Турнир в Вадинксвейне в 1979 году открывал премьер-министр Голландии ван Ахт. Там же присутствовал и советский посол Толстиков, бывший в мое время партийным боссом Ленинграда.

Знаете голландское выражение: «Держите вымпел»? – спросил премьер-министр, желая мне успеха в турнире.
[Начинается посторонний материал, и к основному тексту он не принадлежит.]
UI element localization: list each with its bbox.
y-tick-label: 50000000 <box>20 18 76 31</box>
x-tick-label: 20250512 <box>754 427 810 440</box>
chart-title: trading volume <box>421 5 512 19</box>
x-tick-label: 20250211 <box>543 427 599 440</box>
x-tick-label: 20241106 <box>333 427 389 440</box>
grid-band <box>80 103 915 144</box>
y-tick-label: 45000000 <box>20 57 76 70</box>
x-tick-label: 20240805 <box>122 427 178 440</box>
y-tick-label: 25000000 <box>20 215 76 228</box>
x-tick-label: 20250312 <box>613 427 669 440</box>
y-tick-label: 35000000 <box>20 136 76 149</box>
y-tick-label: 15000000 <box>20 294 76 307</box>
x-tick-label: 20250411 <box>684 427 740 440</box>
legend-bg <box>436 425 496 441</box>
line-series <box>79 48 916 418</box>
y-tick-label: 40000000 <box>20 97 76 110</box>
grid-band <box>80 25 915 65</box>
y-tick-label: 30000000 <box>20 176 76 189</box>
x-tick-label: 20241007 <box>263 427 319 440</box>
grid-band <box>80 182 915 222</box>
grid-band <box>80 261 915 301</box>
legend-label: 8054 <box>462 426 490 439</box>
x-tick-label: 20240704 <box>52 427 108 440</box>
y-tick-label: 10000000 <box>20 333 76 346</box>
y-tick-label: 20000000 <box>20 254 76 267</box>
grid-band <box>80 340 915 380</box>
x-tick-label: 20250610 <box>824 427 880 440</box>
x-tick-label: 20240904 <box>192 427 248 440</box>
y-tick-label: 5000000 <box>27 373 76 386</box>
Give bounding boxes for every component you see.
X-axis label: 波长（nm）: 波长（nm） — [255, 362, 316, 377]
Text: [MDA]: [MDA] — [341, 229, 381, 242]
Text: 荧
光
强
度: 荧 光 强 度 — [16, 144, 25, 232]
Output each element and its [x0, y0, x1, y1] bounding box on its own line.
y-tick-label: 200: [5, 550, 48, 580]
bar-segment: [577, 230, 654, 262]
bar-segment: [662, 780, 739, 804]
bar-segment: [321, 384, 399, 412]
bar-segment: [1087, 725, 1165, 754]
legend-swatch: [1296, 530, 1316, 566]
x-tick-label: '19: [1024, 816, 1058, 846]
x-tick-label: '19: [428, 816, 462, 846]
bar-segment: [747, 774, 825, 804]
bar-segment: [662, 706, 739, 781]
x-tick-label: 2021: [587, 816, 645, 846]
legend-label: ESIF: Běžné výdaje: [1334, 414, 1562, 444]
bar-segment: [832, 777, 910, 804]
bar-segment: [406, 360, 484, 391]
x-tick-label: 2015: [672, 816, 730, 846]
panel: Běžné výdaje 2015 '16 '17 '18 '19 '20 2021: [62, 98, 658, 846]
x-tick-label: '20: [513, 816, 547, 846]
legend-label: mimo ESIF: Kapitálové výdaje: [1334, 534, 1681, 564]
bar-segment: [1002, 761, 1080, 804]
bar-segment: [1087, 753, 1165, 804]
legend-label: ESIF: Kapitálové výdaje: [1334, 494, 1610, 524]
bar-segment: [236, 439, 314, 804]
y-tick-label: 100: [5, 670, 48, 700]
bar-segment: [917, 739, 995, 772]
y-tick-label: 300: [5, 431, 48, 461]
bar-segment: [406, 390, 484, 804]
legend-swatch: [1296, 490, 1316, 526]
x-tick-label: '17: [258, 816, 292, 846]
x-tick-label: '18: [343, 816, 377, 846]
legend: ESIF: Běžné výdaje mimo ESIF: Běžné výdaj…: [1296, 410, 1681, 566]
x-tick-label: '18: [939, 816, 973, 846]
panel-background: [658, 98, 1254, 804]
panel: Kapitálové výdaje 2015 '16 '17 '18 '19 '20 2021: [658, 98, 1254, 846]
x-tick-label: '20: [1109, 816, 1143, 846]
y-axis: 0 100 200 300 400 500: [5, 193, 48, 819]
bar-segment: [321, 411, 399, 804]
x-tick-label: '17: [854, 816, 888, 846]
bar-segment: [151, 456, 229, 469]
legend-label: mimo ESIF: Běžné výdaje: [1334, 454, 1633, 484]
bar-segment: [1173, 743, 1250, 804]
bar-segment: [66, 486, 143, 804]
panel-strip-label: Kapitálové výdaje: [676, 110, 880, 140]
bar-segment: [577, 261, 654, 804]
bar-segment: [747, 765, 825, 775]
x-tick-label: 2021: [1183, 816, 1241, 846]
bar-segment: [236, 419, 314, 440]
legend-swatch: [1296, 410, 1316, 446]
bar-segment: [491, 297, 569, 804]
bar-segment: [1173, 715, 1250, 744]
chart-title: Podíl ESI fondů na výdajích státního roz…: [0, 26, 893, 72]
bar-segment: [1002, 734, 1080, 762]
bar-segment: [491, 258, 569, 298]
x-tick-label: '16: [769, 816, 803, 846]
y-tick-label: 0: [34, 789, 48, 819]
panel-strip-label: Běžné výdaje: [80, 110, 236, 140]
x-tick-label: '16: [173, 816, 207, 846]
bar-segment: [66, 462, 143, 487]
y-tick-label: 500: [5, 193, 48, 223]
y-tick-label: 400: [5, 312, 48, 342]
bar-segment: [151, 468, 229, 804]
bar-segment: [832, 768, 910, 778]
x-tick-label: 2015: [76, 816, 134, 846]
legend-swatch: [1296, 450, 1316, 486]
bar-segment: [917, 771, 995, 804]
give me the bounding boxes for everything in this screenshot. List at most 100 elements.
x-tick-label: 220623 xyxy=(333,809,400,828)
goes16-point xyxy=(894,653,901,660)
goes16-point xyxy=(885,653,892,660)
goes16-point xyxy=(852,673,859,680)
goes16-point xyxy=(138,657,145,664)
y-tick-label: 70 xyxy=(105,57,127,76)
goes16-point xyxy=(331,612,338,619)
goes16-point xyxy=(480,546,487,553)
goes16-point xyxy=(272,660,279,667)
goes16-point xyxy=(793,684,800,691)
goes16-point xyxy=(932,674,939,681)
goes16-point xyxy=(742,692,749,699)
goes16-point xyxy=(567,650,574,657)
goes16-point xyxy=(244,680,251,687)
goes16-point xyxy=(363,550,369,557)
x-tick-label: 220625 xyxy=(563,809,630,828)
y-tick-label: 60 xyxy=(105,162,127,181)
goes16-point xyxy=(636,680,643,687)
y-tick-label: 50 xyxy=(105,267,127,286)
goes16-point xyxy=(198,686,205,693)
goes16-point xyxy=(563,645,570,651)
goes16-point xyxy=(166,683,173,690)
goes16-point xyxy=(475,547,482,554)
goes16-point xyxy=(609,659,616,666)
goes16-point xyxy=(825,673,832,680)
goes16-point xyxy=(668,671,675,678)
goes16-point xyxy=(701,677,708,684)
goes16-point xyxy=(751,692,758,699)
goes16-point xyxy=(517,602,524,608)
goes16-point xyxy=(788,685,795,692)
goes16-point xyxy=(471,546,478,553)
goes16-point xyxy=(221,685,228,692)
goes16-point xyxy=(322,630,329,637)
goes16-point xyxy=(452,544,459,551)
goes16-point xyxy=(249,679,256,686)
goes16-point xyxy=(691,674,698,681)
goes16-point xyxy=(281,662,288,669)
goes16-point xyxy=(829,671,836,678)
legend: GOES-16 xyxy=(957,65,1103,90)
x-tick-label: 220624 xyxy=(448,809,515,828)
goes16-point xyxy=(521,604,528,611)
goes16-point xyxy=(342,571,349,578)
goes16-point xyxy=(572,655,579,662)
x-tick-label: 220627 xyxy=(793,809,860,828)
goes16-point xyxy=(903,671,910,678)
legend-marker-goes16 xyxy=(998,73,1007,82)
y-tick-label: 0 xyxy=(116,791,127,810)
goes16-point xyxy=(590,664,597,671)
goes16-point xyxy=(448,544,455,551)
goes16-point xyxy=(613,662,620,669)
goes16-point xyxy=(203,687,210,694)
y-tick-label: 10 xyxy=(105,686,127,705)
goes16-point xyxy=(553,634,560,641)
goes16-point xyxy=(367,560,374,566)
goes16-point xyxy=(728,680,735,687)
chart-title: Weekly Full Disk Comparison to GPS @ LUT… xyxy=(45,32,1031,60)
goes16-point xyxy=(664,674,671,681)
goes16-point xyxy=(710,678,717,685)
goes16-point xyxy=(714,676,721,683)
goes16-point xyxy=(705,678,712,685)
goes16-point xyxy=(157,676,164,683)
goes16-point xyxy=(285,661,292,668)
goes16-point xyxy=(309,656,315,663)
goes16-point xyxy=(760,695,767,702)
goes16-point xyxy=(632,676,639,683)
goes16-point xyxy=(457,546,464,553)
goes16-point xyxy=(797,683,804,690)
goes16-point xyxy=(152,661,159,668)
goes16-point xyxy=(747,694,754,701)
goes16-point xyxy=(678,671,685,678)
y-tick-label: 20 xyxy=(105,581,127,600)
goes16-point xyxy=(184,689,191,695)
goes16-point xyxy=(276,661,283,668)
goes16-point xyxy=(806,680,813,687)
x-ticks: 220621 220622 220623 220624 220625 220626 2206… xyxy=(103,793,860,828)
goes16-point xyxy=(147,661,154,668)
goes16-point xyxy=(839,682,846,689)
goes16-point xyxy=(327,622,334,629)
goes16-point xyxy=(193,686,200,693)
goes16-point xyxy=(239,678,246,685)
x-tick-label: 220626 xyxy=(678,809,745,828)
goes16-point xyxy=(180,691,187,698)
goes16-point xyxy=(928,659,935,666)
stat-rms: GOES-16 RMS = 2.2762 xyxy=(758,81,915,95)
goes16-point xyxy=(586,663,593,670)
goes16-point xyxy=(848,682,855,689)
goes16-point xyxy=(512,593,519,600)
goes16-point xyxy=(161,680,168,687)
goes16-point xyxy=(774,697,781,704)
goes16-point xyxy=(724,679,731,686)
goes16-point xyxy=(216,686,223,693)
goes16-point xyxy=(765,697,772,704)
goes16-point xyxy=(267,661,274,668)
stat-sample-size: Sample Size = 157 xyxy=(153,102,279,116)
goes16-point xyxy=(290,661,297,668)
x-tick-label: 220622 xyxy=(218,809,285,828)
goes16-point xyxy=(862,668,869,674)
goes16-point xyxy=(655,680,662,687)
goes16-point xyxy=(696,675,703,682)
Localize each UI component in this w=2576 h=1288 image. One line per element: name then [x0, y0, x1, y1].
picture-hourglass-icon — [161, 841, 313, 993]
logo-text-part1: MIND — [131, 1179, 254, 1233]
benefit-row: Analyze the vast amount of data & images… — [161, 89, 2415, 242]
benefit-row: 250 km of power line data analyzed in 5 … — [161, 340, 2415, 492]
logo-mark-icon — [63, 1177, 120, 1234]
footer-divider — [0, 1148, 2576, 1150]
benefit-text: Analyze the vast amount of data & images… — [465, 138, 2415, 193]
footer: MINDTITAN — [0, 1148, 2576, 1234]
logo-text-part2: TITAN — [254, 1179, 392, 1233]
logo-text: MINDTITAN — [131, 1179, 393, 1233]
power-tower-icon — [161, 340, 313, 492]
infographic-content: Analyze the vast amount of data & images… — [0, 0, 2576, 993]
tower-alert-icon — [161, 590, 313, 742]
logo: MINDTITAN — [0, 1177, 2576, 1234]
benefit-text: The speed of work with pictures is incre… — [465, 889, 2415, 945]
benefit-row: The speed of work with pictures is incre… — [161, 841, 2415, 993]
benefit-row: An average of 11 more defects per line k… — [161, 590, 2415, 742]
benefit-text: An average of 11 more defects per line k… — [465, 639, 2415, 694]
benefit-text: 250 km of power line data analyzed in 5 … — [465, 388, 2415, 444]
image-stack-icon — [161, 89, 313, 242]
Ну вы, ленинградец, марку держите. Марку, говорю, нашу держите, ленинградец, – с нарочитой грубостью вторил ему посол – хрущевского вида, полный, небольшого роста человек. Я не знал, кого слушать, и в расстроенных чувствах начал первую партию с Карповым. Слова: «Держите вымпел, ленинградец» – еще долгое время преследовали меня.

На Олимпиадах, первенствах Европы и просто в международных турнирах я регулярно встречался с шахматистами из СССР не только за доской. Большинство из них я знал еще по тому времени, когда сам жил там, некоторые были моими друзьями. Общение с эмигрантом не могло быть одобрено руководителем делегации, почти всегда присутствовавшим на зарубежном турнире, в котором принимали участие советские шахматисты. Встречались мы поэтому, как правило, в квартале или двух от гостиницы, а для прогулок выбирали по возможности отдаленные улицы. На страницах советских газет тогда можно было встретить выражение «внутренний эмигрант». Под это определение, без сомнения, подходили мои друзья. Для некоторых из них внутренняя эмиграция оказалась слишком тесна, они покинули Советский Союз и живут сейчас в разных странах.

При выезде на межзональные и другие официальные турниры советским гроссмейстерам вручались досье на иностранных участников. Досье составлялись обычно студентами шахматного отделения Института физкультуры. В них подробно анализировались как положительные стороны шахматиста, так и его слабости. Получив от моих друзей, я прочел пару раз характеристики на самого себя. Написаны они были толково, и читал я их с большим интересом: всегда ведь любопытно знать, что думают о тебе другие, тем более те, кого ты не знаешь вовсе.